Mr. Barnett was critical of two groups of people: Hog farmers, along with Smithfield Foods, and lawmakers. He wrote how our farms degrade eastern North Carolina and how we “treat swaths of eastern North Carolina as cesspools.” And he wrote that a rally held to support Joey Carter – whose farm is being closed down after the outcome of the second nuisance trail – was the work of “Republican lawmakers” who voters ‘should toss out’ of office.
Mr. Barnett didn’t have a kind word to say about either farmers or lawmakers– he views nuisance lawsuits that put farmers out of business as a virtue and views lawmakers who disagree as wrong.
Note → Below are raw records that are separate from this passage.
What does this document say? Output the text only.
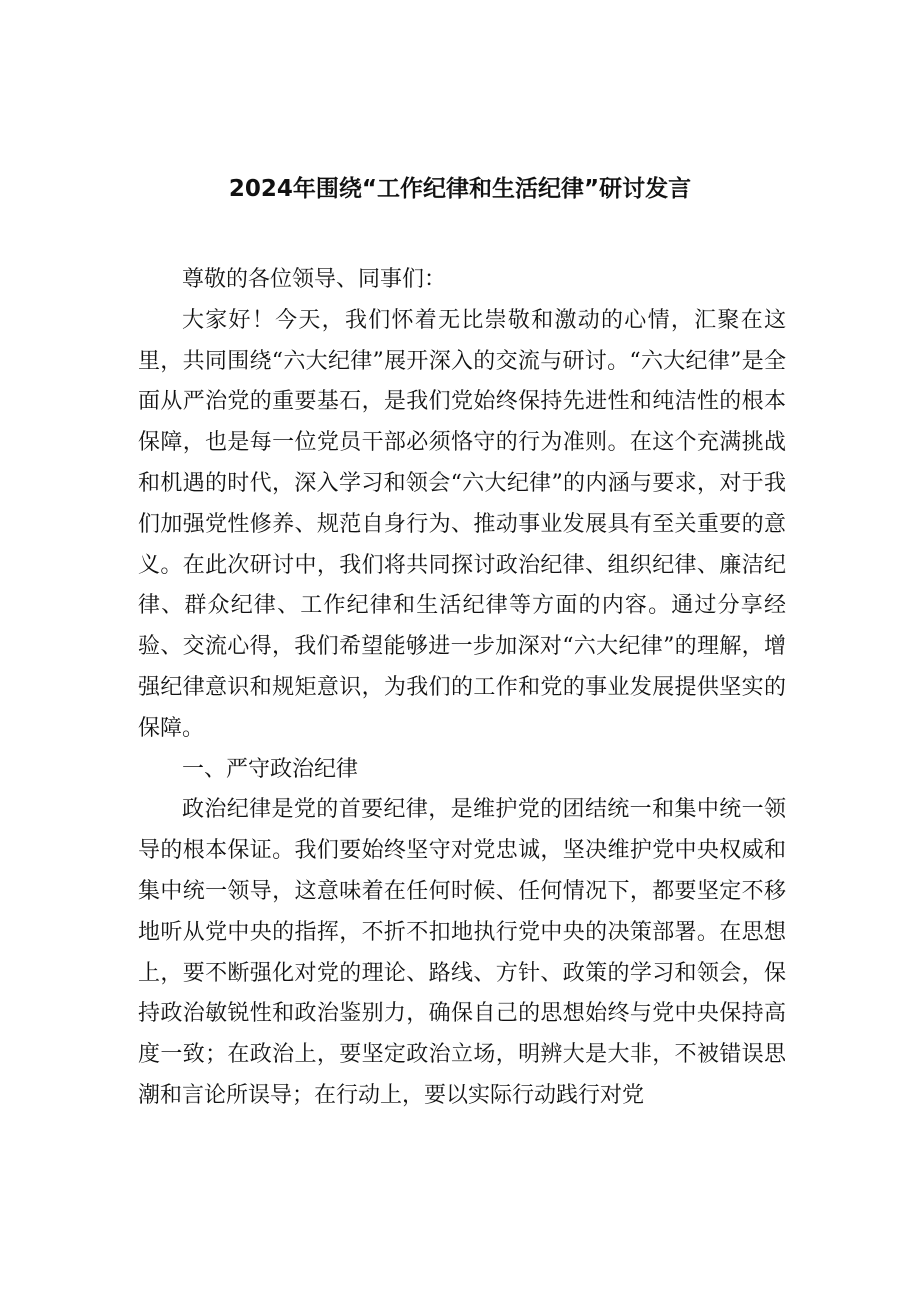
2024年围绕“工作纪律和生活纪律”研讨发言

尊敬的各位领导、同事们：

大家好！今天，我们怀着无比崇敬和激动的心情，汇聚在这里，共同围绕“六大纪律”展开深入的交流与研讨。“六大纪律”是全面从严治党的重要基石，是我们党始终保持先进性和纯洁性的根本保障，也是每一位党员干部必须恪守的行为准则。在这个充满挑战和机遇的时代，深入学习和领会“六大纪律”的内涵与要求，对于我们加强党性修养、规范自身行为、推动事业发展具有至关重要的意义。在此次研讨中，我们将共同探讨政治纪律、组织纪律、廉洁纪律、群众纪律、工作纪律和生活纪律等方面的内容。通过分享经验、交流心得，我们希望能够进一步加深对“六大纪律”的理解，增强纪律意识和规矩意识，为我们的工作和党的事业发展提供坚实的保障。

一、严守政治纪律

政治纪律是党的首要纪律，是维护党的团结统一和集中统一领导的根本保证。我们要始终坚守对党忠诚，坚决维护党中央权威和集中统一领导，这意味着在任何时候、任何情况下，都要坚定不移地听从党中央的指挥，不折不扣地执行党中央的决策部署。在思想上，要不断强化对党的理论、路线、方针、政策的学习和领会，保持政治敏锐性和政治鉴别力，确保自己的思想始终与党中央保持高度一致；在政治上，要坚定政治立场，明辨大是大非，不被错误思潮和言论所误导；在行动上，要以实际行动践行对党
But are farmers the villains he describes? Let’s step back and examine a couple facts. Four of Joey Carter’s neighbors, who live closer to his farm than the two plaintiffs in the second trial, testified Carter’s farm is not a nuisance to them. So did the jury awarding the two plaintiffs $25 million make sense? Or did justice run amuck in a Raleigh courtroom? Stop to remember how these lawsuits started: A group of lawyers from out-of-state came to North Carolina and went door-to-door signing up clients so they could sue farmers like Joey Carter. The proposition they made to their potential clients was simple: You join our lawsuits, we’ll pay the bills, and if we win you’ll get part of the money.
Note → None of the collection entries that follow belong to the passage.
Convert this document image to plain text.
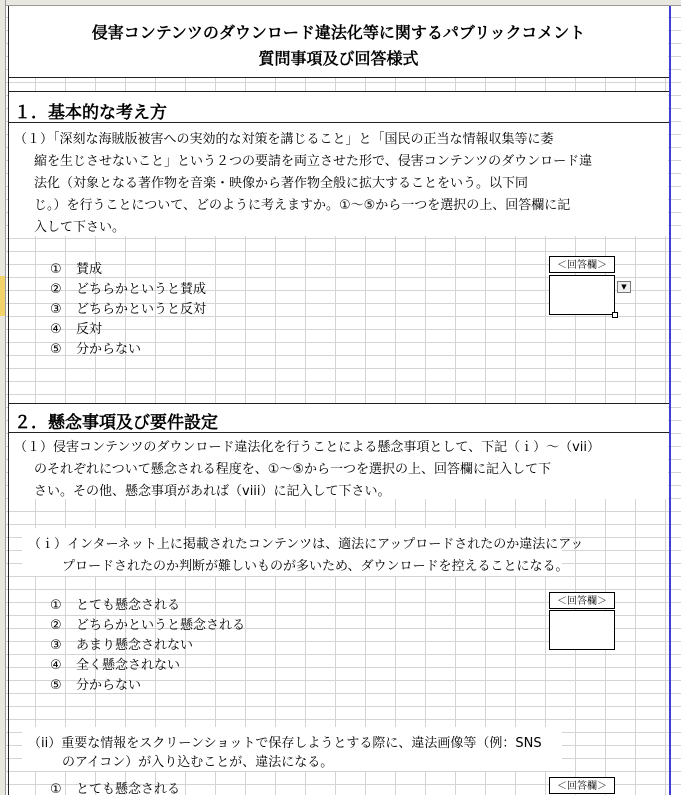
侵害コンテンツのダウンロード違法化等に関するパブリックコメント
質問事項及び回答様式
１．基本的な考え方
（１）「深刻な海賊版被害への実効的な対策を講じること」と「国民の正当な情報収集等に萎
縮を生じさせないこと」という２つの要請を両立させた形で、侵害コンテンツのダウンロード違
法化（対象となる著作物を音楽・映像から著作物全般に拡大することをいう。以下同
じ。）を行うことについて、どのように考えますか。①～⑤から一つを選択の上、回答欄に記
入して下さい。
① 賛成
② どちらかというと賛成
③ どちらかというと反対
④ 反対
⑤ 分からない
＜回答欄＞
▼
２．懸念事項及び要件設定
（１）侵害コンテンツのダウンロード違法化を行うことによる懸念事項として、下記（ｉ）～（vii）
のそれぞれについて懸念される程度を、①～⑤から一つを選択の上、回答欄に記入して下
さい。その他、懸念事項があれば（viii）に記入して下さい。
（ｉ）インターネット上に掲載されたコンテンツは、適法にアップロードされたのか違法にアッ
プロードされたのか判断が難しいものが多いため、ダウンロードを控えることになる。
① とても懸念される
② どちらかというと懸念される
③ あまり懸念されない
④ 全く懸念されない
⑤ 分からない
＜回答欄＞
（ii）重要な情報をスクリーンショットで保存しようとする際に、違法画像等（例：SNS
のアイコン）が入り込むことが、違法になる。
① とても懸念される	＜回答欄＞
Ned Barnett never mentioned that fact in his editorial. And worse, the same fact was ignored during the trial. (The judge decided jurors should not be told how these lawsuits began.)The original out-of-state lawyers are now gone, replaced by another group of lawyers from Texas, and you have to give those Texas lawyers credit: They’re lethal in a courtroom. And their lawsuits have also been lethal to farmers. Both of the farms they sued over are being shut down. Which is the reason lawmakers decided it was time to strengthen legislation to protect farmers from predatory lawyers, whose lawsuits threaten to cripple a pillar of eastern North Carolina’s economy.
As I said, I raise hogs. However, even when I disagree with Mr. Barnett, I respect his right to have his say. But, at the same time, people need to hear both sides. I’m also grateful to Lt. Governor Dan Forest, Agriculture Commissioner Steve Troxler, and to Republican – and Democratic – lawmakers for taking a stand for farmers like me.